The CJEU further developed its reasoning on this issue in the Skandia America Corp. case, which dealt with the VAT treatment of services recharged by a non-EU (in this case, U.S.) head office to its Swedish branch, where the branch is part of a Swedish VAT grouping but the head office (obviously) not. In the Skandia case, the CJEU determined that the dealings should be treated as if they were carried out between independent parties and the Swedish branch should account for Swedish VAT on a reverse charge basis. The reasoning of the Court in Skandia appears to be that the dealings equate to dealings between the U.S. head office and a Swedish VAT grouping (of which the branch is a member, but the U.S. head office is not).

The Danske Bank case is the mirror image of the Skandia case, and the ruling of the CJEU was, therefore, much anticipated.

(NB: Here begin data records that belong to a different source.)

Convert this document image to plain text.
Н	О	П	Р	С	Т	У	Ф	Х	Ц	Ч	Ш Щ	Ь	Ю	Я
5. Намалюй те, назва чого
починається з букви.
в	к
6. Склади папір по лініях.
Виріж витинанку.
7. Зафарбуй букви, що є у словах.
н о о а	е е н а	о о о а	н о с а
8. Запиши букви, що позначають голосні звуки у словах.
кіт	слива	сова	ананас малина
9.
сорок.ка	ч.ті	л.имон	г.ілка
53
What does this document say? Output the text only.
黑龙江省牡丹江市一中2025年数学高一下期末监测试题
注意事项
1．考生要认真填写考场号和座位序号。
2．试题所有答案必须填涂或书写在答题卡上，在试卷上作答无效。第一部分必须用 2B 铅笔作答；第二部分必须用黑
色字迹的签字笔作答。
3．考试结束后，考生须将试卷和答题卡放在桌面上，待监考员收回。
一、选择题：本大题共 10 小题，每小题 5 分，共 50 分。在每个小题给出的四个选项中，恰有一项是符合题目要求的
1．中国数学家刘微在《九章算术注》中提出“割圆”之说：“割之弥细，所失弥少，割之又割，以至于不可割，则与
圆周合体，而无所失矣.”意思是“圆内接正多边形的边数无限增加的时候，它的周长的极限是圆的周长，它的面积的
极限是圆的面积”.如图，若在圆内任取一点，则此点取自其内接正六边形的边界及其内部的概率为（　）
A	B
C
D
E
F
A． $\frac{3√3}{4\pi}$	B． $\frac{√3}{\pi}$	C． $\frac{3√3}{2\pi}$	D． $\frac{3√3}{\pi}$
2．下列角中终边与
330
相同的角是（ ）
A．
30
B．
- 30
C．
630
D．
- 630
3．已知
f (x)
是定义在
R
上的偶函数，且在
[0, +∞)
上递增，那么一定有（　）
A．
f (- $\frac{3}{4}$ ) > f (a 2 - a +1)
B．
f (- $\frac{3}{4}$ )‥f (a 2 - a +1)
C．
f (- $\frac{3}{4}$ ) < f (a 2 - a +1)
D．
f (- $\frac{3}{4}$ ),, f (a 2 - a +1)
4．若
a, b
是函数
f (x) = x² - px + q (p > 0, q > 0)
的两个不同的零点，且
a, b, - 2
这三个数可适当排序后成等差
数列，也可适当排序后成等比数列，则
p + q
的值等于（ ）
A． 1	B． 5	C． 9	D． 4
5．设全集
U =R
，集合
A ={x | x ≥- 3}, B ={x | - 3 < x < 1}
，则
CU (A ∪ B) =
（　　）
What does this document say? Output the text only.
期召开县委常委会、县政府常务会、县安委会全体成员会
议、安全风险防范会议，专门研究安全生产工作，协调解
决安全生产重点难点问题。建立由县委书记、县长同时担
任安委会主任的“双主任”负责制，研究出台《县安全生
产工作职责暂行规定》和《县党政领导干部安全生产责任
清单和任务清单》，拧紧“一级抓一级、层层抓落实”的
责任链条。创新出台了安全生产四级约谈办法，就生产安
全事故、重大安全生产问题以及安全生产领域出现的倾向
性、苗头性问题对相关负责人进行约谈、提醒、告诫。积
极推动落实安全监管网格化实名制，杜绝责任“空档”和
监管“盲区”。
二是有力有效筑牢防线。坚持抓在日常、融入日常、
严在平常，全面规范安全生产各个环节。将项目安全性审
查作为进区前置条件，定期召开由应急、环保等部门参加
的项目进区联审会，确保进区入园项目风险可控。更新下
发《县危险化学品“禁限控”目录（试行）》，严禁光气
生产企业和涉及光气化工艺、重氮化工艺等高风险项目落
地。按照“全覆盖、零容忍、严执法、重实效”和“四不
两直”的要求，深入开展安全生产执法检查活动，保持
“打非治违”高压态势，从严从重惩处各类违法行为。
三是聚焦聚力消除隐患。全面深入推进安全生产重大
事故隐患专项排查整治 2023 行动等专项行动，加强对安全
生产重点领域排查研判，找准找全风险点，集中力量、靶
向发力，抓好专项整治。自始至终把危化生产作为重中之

Danske Bank, a Danish legal entity, owns an IT platform that is commonly used for most of its activities in Scandinavian countries. It charged costs for the use of the platform to its Swedish branch. Danske Bank does have a VAT grouping in Denmark, but the Swedish branch is not a member of the grouping given that Danish law, in accordance with Art. 11 of the EU VAT Directive, limits membership in VAT groupings to the Danish establishments only.

The issue arose following a ruling request by the Swedish branch on the VAT treatment of the head office charges. The branch took the position that the VAT in the dealings between the head office and the branch should be neutralized, while the tax authorities took the position that the Swedish branch, not being part of the Danish VAT grouping, must be treated as a distinct taxpayer from its Danish principal establishment (and its Danish VAT grouping), and must declare the VAT due in Sweden under the reverse charge mechanism. The disagreement between the Swedish branch and the Swedish tax authorities was eventually brought before the Swedish Supreme Court which put forward prejudicial questions to the CJEU.

In its decision, the CJEU essentially transposed its Skandia America Corp. reasoning to the Danske Bank case and ruled that the dealings between Danske Bank and its Swedish branch should be qualified as dealings between two distinct taxpayers: the Danish VAT grouping around Danske Bank on the one hand, and the Swedish branch on the other hand. It follows from this qualification that Swedish VAT is due on the recharge and should be accounted for by the Swedish branch under the reverse charge mechanism. The Court took the occasion to reaffirm its position in the FCE Bank case: in order to determine whether dealings between a principal establishment and a branch should be treated as dealings between two separate persons, one has to examine whether the branch carries out its activities independently from the principal establishment and bears the risks of its activities. The re-affirmation did not, however, bear on the Danske case obviously by reason of the fact that Danske Bank is part of a VAT grouping of which the branch is not a member.

Note that the CJEU issued the Danske Bank decision without an opinion from the Advocate General. The procedural rules of the Court allow it to adjudicate cases without an opinion from the Advocate General if it is of the view that the case does not raise any new questions of law.